The book contains more than 200 uses of the N-word.

"Its depiction of racist attitudes can cause students to feel upset, marginalized, or humiliated and can create an uncomfortable atmosphere in the classroom," wrote Assembly members Verlina Reynolds-Jackson (D-Mercer) and Jamal Holley (D-Union).

Peter Roos, executive director of the Mark Twain House & Museum in Hartford, says the novel deserves a deeper look.

"To look at Huckleberry Finn the way most people do, is to kind of surface exam it," Roos told NJ.com.

Huckleberry Finn was written shortly after the end of slavery and Roos says it exposed Jim Crow laws.

"This is one of the earliest pieces of American literature to take a stand against racism and he does that by really showing Jim as a human being ... a fellow traveler with equal rights and he depicts Huck's growth," Roos said. "That's how the book should be taught."

Reynolds-Jackson disagreed.

"When you look at how the book puts one group down and raises another up, in the climate we live in right now, it's very, very cruel," the assemblywoman said.

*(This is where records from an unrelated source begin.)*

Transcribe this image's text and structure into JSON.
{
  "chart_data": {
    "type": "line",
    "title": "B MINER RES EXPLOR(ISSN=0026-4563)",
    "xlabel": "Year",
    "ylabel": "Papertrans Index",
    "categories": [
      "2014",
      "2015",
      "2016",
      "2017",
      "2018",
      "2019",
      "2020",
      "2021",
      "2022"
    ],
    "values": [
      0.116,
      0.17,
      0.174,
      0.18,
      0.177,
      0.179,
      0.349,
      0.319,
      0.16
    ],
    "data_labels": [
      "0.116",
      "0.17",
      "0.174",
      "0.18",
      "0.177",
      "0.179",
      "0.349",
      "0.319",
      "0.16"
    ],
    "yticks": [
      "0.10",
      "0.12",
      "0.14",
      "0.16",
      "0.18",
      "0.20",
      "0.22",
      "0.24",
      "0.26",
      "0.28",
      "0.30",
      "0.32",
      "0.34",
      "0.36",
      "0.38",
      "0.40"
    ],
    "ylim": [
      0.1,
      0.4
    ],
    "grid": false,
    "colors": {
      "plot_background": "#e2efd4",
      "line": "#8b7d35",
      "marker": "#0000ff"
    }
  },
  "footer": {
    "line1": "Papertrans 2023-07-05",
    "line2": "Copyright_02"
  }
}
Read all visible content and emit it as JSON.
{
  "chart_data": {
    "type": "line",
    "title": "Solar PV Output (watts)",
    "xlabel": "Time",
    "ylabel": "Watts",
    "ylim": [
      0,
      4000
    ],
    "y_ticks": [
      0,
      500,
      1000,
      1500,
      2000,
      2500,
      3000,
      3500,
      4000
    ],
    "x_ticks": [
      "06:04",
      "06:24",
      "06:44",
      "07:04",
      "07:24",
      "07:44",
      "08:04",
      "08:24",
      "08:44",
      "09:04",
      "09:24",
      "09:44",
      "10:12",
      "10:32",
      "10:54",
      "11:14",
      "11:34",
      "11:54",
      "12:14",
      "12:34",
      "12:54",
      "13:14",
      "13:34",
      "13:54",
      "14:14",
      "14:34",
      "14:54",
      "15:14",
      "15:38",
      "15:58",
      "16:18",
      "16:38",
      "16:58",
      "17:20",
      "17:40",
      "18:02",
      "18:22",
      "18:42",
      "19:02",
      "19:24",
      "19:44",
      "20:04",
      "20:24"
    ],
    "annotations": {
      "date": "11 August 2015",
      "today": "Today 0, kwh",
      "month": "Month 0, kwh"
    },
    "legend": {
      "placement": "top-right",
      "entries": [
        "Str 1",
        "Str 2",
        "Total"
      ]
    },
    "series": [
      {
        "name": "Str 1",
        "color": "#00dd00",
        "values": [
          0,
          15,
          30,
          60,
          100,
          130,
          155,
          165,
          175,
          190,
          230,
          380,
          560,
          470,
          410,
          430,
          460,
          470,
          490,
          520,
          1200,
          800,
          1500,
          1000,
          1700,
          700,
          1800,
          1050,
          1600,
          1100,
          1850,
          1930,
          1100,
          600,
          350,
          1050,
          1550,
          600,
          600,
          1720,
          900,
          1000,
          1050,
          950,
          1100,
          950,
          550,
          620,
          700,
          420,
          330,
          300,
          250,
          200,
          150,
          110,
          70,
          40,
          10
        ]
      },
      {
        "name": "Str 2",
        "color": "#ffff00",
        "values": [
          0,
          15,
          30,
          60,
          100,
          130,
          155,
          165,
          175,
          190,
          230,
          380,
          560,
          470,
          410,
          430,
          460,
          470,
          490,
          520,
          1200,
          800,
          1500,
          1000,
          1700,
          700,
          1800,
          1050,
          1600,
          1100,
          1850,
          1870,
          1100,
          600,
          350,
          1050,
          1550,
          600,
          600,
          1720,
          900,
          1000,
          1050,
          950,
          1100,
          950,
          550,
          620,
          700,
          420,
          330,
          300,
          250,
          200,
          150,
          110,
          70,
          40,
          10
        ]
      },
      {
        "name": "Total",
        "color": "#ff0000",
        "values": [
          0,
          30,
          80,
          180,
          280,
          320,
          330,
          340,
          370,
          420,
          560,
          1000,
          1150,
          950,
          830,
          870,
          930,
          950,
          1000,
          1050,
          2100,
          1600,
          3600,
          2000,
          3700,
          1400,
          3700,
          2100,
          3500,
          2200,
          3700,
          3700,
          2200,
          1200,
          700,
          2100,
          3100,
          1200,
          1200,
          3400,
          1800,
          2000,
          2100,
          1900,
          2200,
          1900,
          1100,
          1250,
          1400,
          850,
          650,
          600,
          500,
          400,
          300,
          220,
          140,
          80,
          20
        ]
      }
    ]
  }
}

NJ.com reports, the resolution was prompted by social media posts from a student in Hopewell Township in which racial slurs and lynching were referenced.

"Students might think it's OK to say these things, when its actually not," Reynolds-Jackson said.

The non-binding resolution would ask schools to voluntarily stop teaching the novel, but it would have to pass the state Senate and Assembly before being signed by Gov. Phil Murphy.